Data dari Komisi Perlindungan Anak Indonesia (KPAI) dari 2011 sampai 2014, terjadi peningkatan yang signifikan. Pada 2011 terjadi 2.178 kasus kekerasan, 2012 ada 3.512 kasus, 2013 ada 4.311 kasus, 2014 ada 5.066 kasus.
Belum lama ini, ditemukannya PNF (9) dalam kondisi tidak bernyawa di dalam kardus tidak jauh dari kediamannya di kawasan Kalideres Jakarta Barat, diduga juga menjadi korban predator anak.
Hal itu dipastikan dengan pernyataan Direktur Reserse Kriminal Polda Metro Jaya Kombes Pol Krishna Murti bahwa tersangka A (39) merupakan pedofilia.
"Kami mendapatkan hasil autopsi yang menggambarkan terjadinya persetubuhan paksa yang dilkakukan oleh pelaku kepada korban. Kondisi ini menjadikan pelaku diduga mengalami kelainan psikoseksual atau paedofil," ungkap Krishna Murti di Jakarta, beberapa waktu lalu.
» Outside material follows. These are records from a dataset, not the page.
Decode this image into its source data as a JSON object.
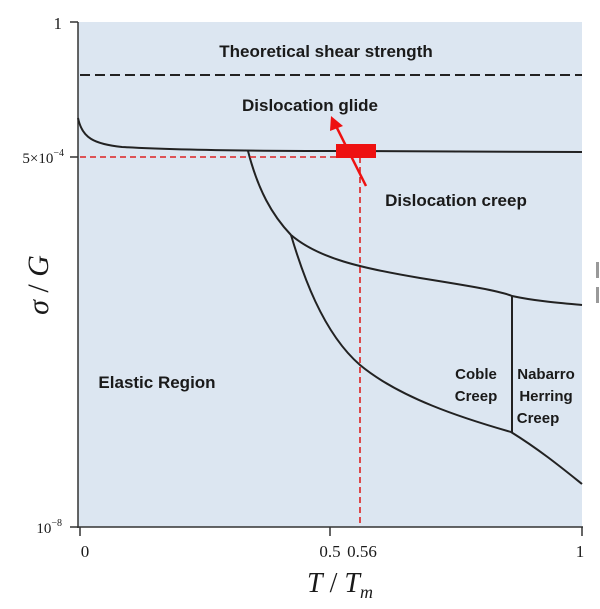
{
  "colors": {
    "plot_background": "#dce6f1",
    "curve": "#222222",
    "highlight": "#ee1111",
    "guide": "#dd2222"
  },
  "y_axis": {
    "title_main": "σ",
    "title_sep": " / ",
    "title_var": "G",
    "tick_top": "1",
    "tick_mid_base": "5×10",
    "tick_mid_exp": "−4",
    "tick_bottom_base": "10",
    "tick_bottom_exp": "−8"
  },
  "x_axis": {
    "title_var": "T",
    "title_sep": " / ",
    "title_sub_var": "T",
    "title_sub": "m",
    "tick_0": "0",
    "tick_05": "0.5",
    "tick_056": "0.56",
    "tick_1": "1"
  },
  "regions": {
    "theoretical_shear": "Theoretical shear strength",
    "dislocation_glide": "Dislocation glide",
    "dislocation_creep": "Dislocation creep",
    "elastic": "Elastic Region",
    "coble_line1": "Coble",
    "coble_line2": "Creep",
    "nabarro_line1": "Nabarro",
    "nabarro_line2": "Herring",
    "nabarro_line3": "Creep"
  },
  "operating_point": {
    "T_over_Tm": 0.56,
    "sigma_over_G": "5×10^-4"
  }
}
Dijelaskan Krishna, sesuai dengan kajian akademis yang sudah banyak dijelaskan, umumnya orang pedofilia punya ciri-ciri "single" dan suka tinggal sendiri.
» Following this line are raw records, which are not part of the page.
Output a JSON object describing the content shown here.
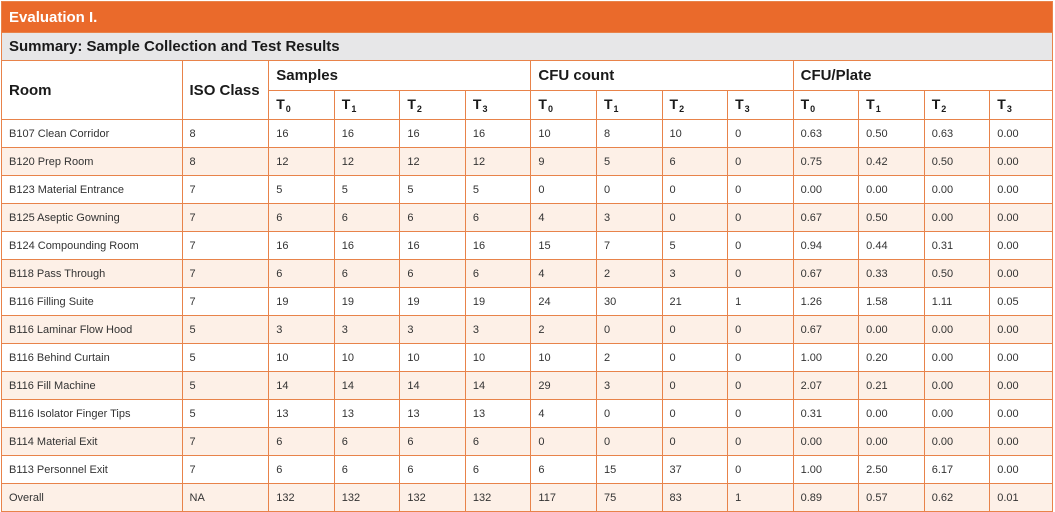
{
  "title": "Evaluation I.",
  "subtitle": "Summary: Sample Collection and Test Results",
  "columns": {
    "room": "Room",
    "iso_class": "ISO Class",
    "groups": [
      "Samples",
      "CFU count",
      "CFU/Plate"
    ],
    "time_points": [
      {
        "base": "T",
        "sub": "0"
      },
      {
        "base": "T",
        "sub": "1"
      },
      {
        "base": "T",
        "sub": "2"
      },
      {
        "base": "T",
        "sub": "3"
      }
    ]
  },
  "rows": [
    {
      "room": "B107 Clean Corridor",
      "iso": "8",
      "samples": [
        "16",
        "16",
        "16",
        "16"
      ],
      "cfu": [
        "10",
        "8",
        "10",
        "0"
      ],
      "cfu_plate": [
        "0.63",
        "0.50",
        "0.63",
        "0.00"
      ]
    },
    {
      "room": "B120 Prep Room",
      "iso": "8",
      "samples": [
        "12",
        "12",
        "12",
        "12"
      ],
      "cfu": [
        "9",
        "5",
        "6",
        "0"
      ],
      "cfu_plate": [
        "0.75",
        "0.42",
        "0.50",
        "0.00"
      ]
    },
    {
      "room": "B123 Material Entrance",
      "iso": "7",
      "samples": [
        "5",
        "5",
        "5",
        "5"
      ],
      "cfu": [
        "0",
        "0",
        "0",
        "0"
      ],
      "cfu_plate": [
        "0.00",
        "0.00",
        "0.00",
        "0.00"
      ]
    },
    {
      "room": "B125 Aseptic Gowning",
      "iso": "7",
      "samples": [
        "6",
        "6",
        "6",
        "6"
      ],
      "cfu": [
        "4",
        "3",
        "0",
        "0"
      ],
      "cfu_plate": [
        "0.67",
        "0.50",
        "0.00",
        "0.00"
      ]
    },
    {
      "room": "B124 Compounding Room",
      "iso": "7",
      "samples": [
        "16",
        "16",
        "16",
        "16"
      ],
      "cfu": [
        "15",
        "7",
        "5",
        "0"
      ],
      "cfu_plate": [
        "0.94",
        "0.44",
        "0.31",
        "0.00"
      ]
    },
    {
      "room": "B118 Pass Through",
      "iso": "7",
      "samples": [
        "6",
        "6",
        "6",
        "6"
      ],
      "cfu": [
        "4",
        "2",
        "3",
        "0"
      ],
      "cfu_plate": [
        "0.67",
        "0.33",
        "0.50",
        "0.00"
      ]
    },
    {
      "room": "B116 Filling Suite",
      "iso": "7",
      "samples": [
        "19",
        "19",
        "19",
        "19"
      ],
      "cfu": [
        "24",
        "30",
        "21",
        "1"
      ],
      "cfu_plate": [
        "1.26",
        "1.58",
        "1.11",
        "0.05"
      ]
    },
    {
      "room": "B116 Laminar Flow Hood",
      "iso": "5",
      "samples": [
        "3",
        "3",
        "3",
        "3"
      ],
      "cfu": [
        "2",
        "0",
        "0",
        "0"
      ],
      "cfu_plate": [
        "0.67",
        "0.00",
        "0.00",
        "0.00"
      ]
    },
    {
      "room": "B116 Behind Curtain",
      "iso": "5",
      "samples": [
        "10",
        "10",
        "10",
        "10"
      ],
      "cfu": [
        "10",
        "2",
        "0",
        "0"
      ],
      "cfu_plate": [
        "1.00",
        "0.20",
        "0.00",
        "0.00"
      ]
    },
    {
      "room": "B116 Fill Machine",
      "iso": "5",
      "samples": [
        "14",
        "14",
        "14",
        "14"
      ],
      "cfu": [
        "29",
        "3",
        "0",
        "0"
      ],
      "cfu_plate": [
        "2.07",
        "0.21",
        "0.00",
        "0.00"
      ]
    },
    {
      "room": "B116 Isolator Finger Tips",
      "iso": "5",
      "samples": [
        "13",
        "13",
        "13",
        "13"
      ],
      "cfu": [
        "4",
        "0",
        "0",
        "0"
      ],
      "cfu_plate": [
        "0.31",
        "0.00",
        "0.00",
        "0.00"
      ]
    },
    {
      "room": "B114 Material Exit",
      "iso": "7",
      "samples": [
        "6",
        "6",
        "6",
        "6"
      ],
      "cfu": [
        "0",
        "0",
        "0",
        "0"
      ],
      "cfu_plate": [
        "0.00",
        "0.00",
        "0.00",
        "0.00"
      ]
    },
    {
      "room": "B113 Personnel Exit",
      "iso": "7",
      "samples": [
        "6",
        "6",
        "6",
        "6"
      ],
      "cfu": [
        "6",
        "15",
        "37",
        "0"
      ],
      "cfu_plate": [
        "1.00",
        "2.50",
        "6.17",
        "0.00"
      ]
    },
    {
      "room": "Overall",
      "iso": "NA",
      "samples": [
        "132",
        "132",
        "132",
        "132"
      ],
      "cfu": [
        "117",
        "75",
        "83",
        "1"
      ],
      "cfu_plate": [
        "0.89",
        "0.57",
        "0.62",
        "0.01"
      ]
    }
  ],
  "colors": {
    "header_orange": "#ea6a2b",
    "border": "#e8834a",
    "stripe": "#fdf0e7",
    "subtitle_gray": "#e7e7e8"
  }
}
Selain itu, pengidap pedofilia juga suka dekat dengan anak-anak serta melakukan nisbi banyak aktivitas dengan mereka.
Pada umumnya, lanjut dia, para pelaku kenal dengan calon korban mereka, hingga kemudian dari kedekatan tersebut praktik untuk menarik korban dilakukan dengan menawarkan sebuah imbalan.
Selain itu, kata dia, para pedofil gemar memberi imbalan kepada korban mereka.
Perberat Hukuman Predator Menteri Sosial Khofifah Indar Parawansa meminta pelaku kekerasan pada anak diberikan hukuman yang berat untuk memberikan efek jera.
"Kalau ada kekerasan seksual juga fisik, maka proses pemberatan hukuman menjadi penting supaya ada efek jera bagi siapa pun pelakunya," ucap Mensos.
Selain itu, pemberatan hukuman juga untuk mencegah munculnya efek berantai karena para predator anak juga akhirnya akan "melahirkan" perdator baru. Korban predator akan menjadi predator baru.
"Jadi korban pedofil, korban sodomi itu bisa berantai, dari pola yang seperti ini maka pemberatan hukuman menjadi sesuatu yang semestinya diberikan ruang," ujar Mensos.
Pemberatan hukuman bisa diberikan di pengadilan dalam vonis hakim. Bentuknya bisa apa saja, misalnya, hukuman berlapis hingga hukuman mati.
Bahkan di beberapa negara seperti Amerika dan Eropa, para predator anak ini dihukum dengan memutus syaraf libido sehingga mereka tidak bisa lagi memangsa anak-anak, tambah Mensos.